Though official word about the syncing of the safe-harbor percentage with the marketplace percentage came bundled with end-of-year housekeeping items, hints about a clearing of the fog came this fall:
- In a September webinar of the ACA Information Returns (AIR), the monthly group call for software developers learning about the new IRS processing engine specific to the 1095 series of forms, attendees were told that hard coding for the 9.5 percent affordability percentage for employer returns was being undone and revised for specifications that could be changed from year to year. Further references to this reformatting were also made in the October and November calls.
- On page 11 of the instructions for IRS Forms 1095-C and 1094-C, which also came out in September, there was this paragraph: “References to 9.5 percent in the affordability safe harbors and alternative reporting methods may be subject to change if future IRS guidance provides that the percentage is indexed in the same manner as that percentage is indexed for purposes of applying the affordability thresholds under Internal Revenue Code section 36B (the premium tax credit). In general this should not affect reporting for 2015, but taxpayers may visit IRS.gov for any related updates.”
“Admittedly, the door was open to possible updates.
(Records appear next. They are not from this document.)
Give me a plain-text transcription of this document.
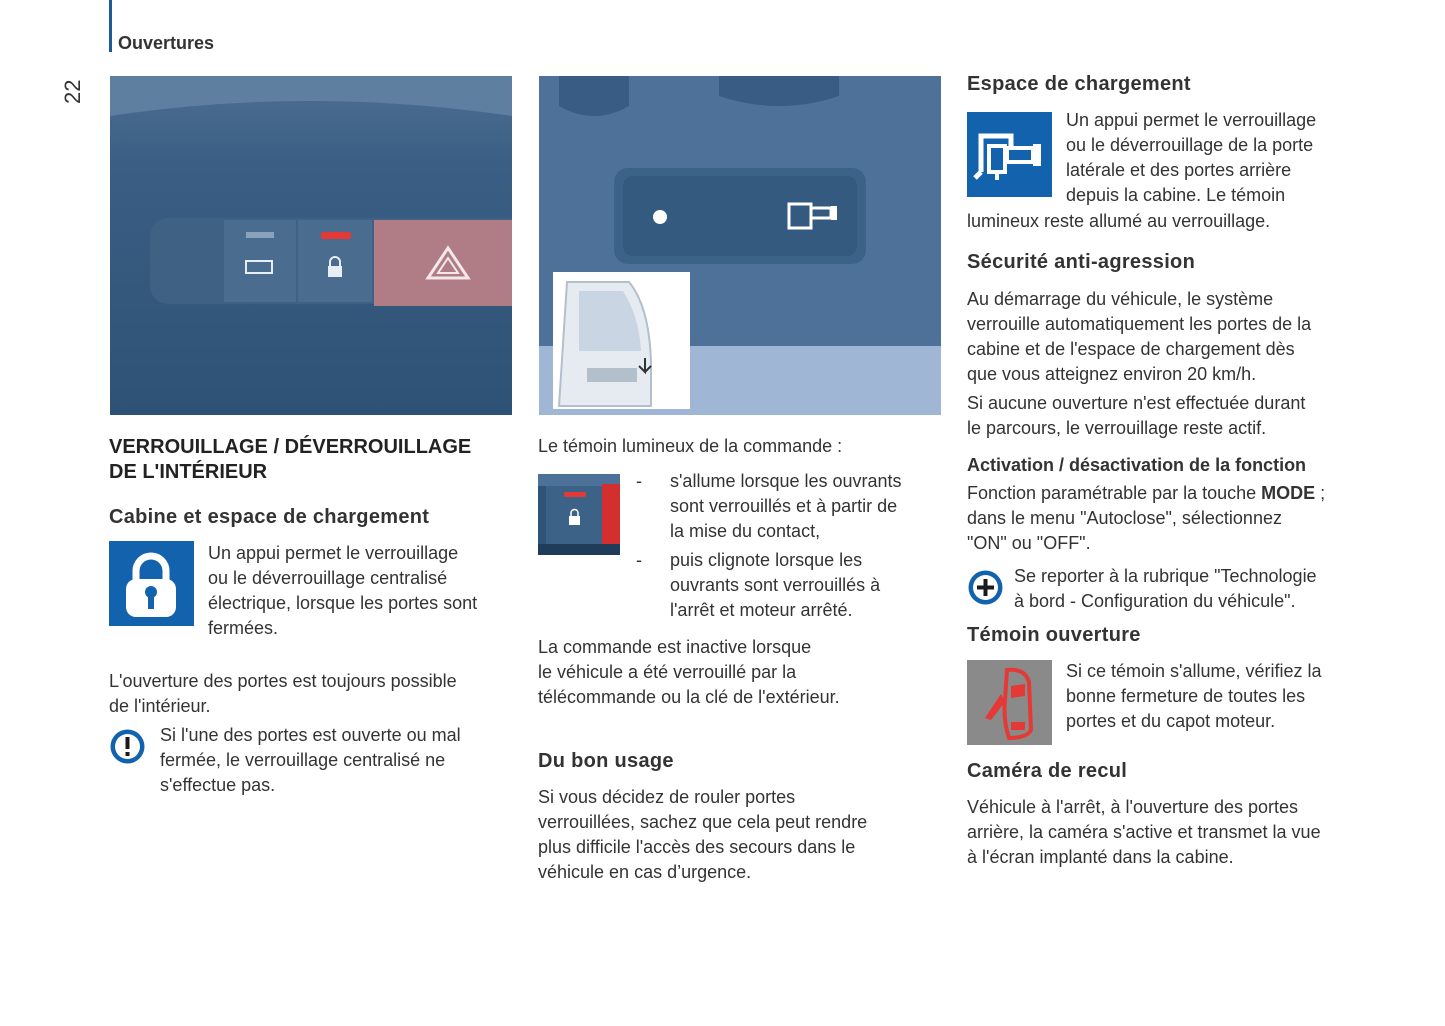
Ouvertures
22
VERROUILLAGE / DÉVERROUILLAGE
DE L'INTÉRIEUR
Cabine et espace de chargement
Un appui permet le verrouillage
ou le déverrouillage centralisé
électrique, lorsque les portes sont
fermées.
L'ouverture des portes est toujours possible
de l'intérieur.
Si l'une des portes est ouverte ou mal
fermée, le verrouillage centralisé ne
s'effectue pas.
Le témoin lumineux de la commande :
- s'allume lorsque les ouvrants
sont verrouillés et à partir de
la mise du contact,
- puis clignote lorsque les
ouvrants sont verrouillés à
l'arrêt et moteur arrêté.
La commande est inactive lorsque
le véhicule a été verrouillé par la
télécommande ou la clé de l'extérieur.
Du bon usage
Si vous décidez de rouler portes
verrouillées, sachez que cela peut rendre
plus difficile l'accès des secours dans le
véhicule en cas d’urgence.
Espace de chargement
Un appui permet le verrouillage
ou le déverrouillage de la porte
latérale et des portes arrière
depuis la cabine. Le témoin
lumineux reste allumé au verrouillage.
Sécurité anti-agression
Au démarrage du véhicule, le système
verrouille automatiquement les portes de la
cabine et de l'espace de chargement dès
que vous atteignez environ 20 km/h.
Si aucune ouverture n'est effectuée durant
le parcours, le verrouillage reste actif.
Activation / désactivation de la fonction
Fonction paramétrable par la touche MODE ;
dans le menu "Autoclose", sélectionnez
"ON" ou "OFF".
Se reporter à la rubrique "Technologie
à bord - Configuration du véhicule".
Témoin ouverture
Si ce témoin s'allume, vérifiez la
bonne fermeture de toutes les
portes et du capot moteur.
Caméra de recul
Véhicule à l'arrêt, à l'ouverture des portes
arrière, la caméra s'active et transmet la vue
à l'écran implanté dans la cabine.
But one would have thought that, by Dec. 16, nothing would change the result for 2015,” said Paul Hamburger, co-chair of the employee benefits and executive compensation practice center for Proskauer Rose in Washington, D.C.
“Now, the [Dec. 16] guidance allows employers, essentially, to [use the inflation-adjusted percentage] for 2015 in measuring affordability even though the instructions and forms are based on 9.5 percent,” he added. “However, with vendors already having programmed their systems with unadjusted numbers, I’m not sure how it will all play out. For example, if an IRS form was completed on the basis of unaffordability at 9.5 percent but it would have been affordable at 9.56 percent, will the IRS review cause a penalty to potentially be imposed, only to be negotiated away once the numbers are put forward? We will see,” Hamburger said.
Premium contribution strategies for 2016 were the concern of Ken Mason of Spencer Fane in Kansas City, Mo. “The recent guidance comes too late to affect ACA-compliance efforts for 2015,” Mason said. “Given the usual open enrollment periods of October or November for calendar-year plans, it’s probably also too late for most calendar-year plans to take advantage of the 9.66 percent figure when setting premiums designed to fall within the ACA safe harbors for 2016.”
The ‘Christmas Present’ Rule
Hamburger also widened the lens for perspective on this news: “Over the years, it seems that year-end IRS guidance with brand-new rules is part of the year-end tradition,” he remarked. “I remember a pension-related notice that came out at the end of 1987 where the IRS issued a somewhat lenient optional tax-related rule and we colloquially referred to it as the ‘Christmas present’ rule. Since then, the IRS seems to always remember the employee benefits community at this time of year.”